Chronique

L’échec

« C’est mon plus grand échec », a dit Alexandre Taillefer en évoquant à Tout le monde en parle dimanche soir le suicide de son fils de 14 ans, Thomas.

Des mots qui pesaient lourd et qui faisaient mal.

« Mon fils n’a envoyé aucun signal, a-t-il ajouté. Le seul signal qu’il a envoyé, c’est par l’entremise d’un site internet sur lequel il passait beaucoup de temps, qui s’appelle Twitch. De plus en plus de jeunes passent beaucoup de temps dans des mondes virtuels, se déconnectent de la réalité, perdent le nord. »

Twitch, pour ceux qui l’ignorent – ce qui était mon cas –, c’est le paradis des amateurs de jeux vidéo. La fréquentation de ce site, acheté par Amazon en 2014, a explosé depuis son lancement, en 2011. Des joueurs de partout dans le monde y diffusent des vidéos dans lesquelles ils jouent ; 58 % des millions de jeunes qui s’y connectent y passent plus de 20 heures par semaine.

Mais que sait-on sur ces joueurs ? Leur vulnérabilité ? Leur dépendance aux jeux en ligne ? Les effets sur leur cerveau des longues heures passées devant l’ordinateur ou la console de jeux ?

Plus d’un élément peut expliquer que le désespoir d’un enfant le mène à vouloir en finir avec la vie. La dépression en est un. Les difficultés familiales et sentimentales en sont un autre.

Mais le jeu vidéo fait-il partie des facteurs de risque ?

Le pédopsychiatre Nagy Charles Bedwani, auteur des livres L’adolescent suicidaire et Vivre avec un adolescent mentalement souffrant, pense que oui.

« Le jeu n’est pas la seule cause, m’a-t-il dit hier, mais il peut être un des éléments qui poussent un individu à se suicider, surtout un adolescent. »

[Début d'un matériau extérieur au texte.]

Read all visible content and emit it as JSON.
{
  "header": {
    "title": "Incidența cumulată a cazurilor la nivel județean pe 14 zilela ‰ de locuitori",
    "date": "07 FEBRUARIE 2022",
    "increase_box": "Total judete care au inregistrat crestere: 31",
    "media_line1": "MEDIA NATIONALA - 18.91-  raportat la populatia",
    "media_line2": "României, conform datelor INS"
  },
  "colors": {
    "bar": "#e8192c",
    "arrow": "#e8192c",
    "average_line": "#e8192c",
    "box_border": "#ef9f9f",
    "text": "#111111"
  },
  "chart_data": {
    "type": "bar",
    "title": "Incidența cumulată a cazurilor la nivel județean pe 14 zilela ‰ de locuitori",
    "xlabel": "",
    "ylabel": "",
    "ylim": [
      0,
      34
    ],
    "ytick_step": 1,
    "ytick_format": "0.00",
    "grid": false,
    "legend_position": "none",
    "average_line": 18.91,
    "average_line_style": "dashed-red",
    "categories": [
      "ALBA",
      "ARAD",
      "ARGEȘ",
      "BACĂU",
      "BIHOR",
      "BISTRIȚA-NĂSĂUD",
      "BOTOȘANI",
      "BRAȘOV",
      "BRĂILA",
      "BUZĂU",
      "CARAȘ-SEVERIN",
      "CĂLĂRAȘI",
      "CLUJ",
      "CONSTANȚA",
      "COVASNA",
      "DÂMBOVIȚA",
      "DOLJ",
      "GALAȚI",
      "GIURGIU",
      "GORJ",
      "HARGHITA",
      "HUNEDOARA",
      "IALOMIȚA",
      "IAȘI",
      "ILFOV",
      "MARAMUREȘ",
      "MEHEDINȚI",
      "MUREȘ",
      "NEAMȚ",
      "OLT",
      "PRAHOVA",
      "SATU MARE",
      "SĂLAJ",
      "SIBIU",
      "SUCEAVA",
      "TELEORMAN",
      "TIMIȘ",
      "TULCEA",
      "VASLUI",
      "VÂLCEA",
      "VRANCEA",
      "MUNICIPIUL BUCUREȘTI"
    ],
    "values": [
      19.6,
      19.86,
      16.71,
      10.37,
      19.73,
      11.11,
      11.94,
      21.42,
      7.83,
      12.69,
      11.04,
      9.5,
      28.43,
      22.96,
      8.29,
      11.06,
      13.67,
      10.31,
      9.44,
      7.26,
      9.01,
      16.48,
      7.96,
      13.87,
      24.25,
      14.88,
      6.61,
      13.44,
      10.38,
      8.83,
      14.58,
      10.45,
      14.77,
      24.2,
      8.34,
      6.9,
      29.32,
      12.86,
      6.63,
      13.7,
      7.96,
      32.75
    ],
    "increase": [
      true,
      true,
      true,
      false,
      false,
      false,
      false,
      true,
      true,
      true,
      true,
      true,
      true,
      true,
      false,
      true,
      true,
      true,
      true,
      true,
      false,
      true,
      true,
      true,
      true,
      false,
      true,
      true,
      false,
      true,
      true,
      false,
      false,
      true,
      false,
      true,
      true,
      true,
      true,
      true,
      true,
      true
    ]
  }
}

Pourquoi ? « Le jeune qui joue à des jeux violents s’isole du monde, et bien souvent, il ne fait plus la différence entre le réel et l’irréel », répond le médecin spécialiste, qui enseigne à l’Université de Montréal et est responsable du programme de pédopsychiatrie du pavillon Albert-Prévost de l’hôpital du Sacré-Cœur.

« Avec l’utilisation de l’ordinateur, l’adolescent est de plus en plus seul. Il n’a plus d’autres repères que ceux de son monde virtuel. Il est pris dans un petit univers. Et quand il s’agit de parler à quelqu’un, c’est sa seule façon de parler. L’isolement dans lequel il se trouve est très grand. »

Le Dr Bedwani mentionne aussi le rythme effréné du monde des jeux vidéo. « Ça se passe à 300 000 kilomètres à la seconde », lance-t-il. Un rythme qui prive le jeune de la capacité de penser et de réagir. « Il est pressé vers une action qui n’est pas temporisée dans le temps. Il est dans un monde où on va tuer. »

« À la fin, se tuer soi-même ou tuer un personnage virtuel, ça devient du pareil au même. Le jeu, en ce sens, peut faciliter le passage à l’acte. »

— Le pédopsychiatre Nagy Charles Bedwani

Mais ça n’explique pas tout, bien sûr. Ce serait trop simple.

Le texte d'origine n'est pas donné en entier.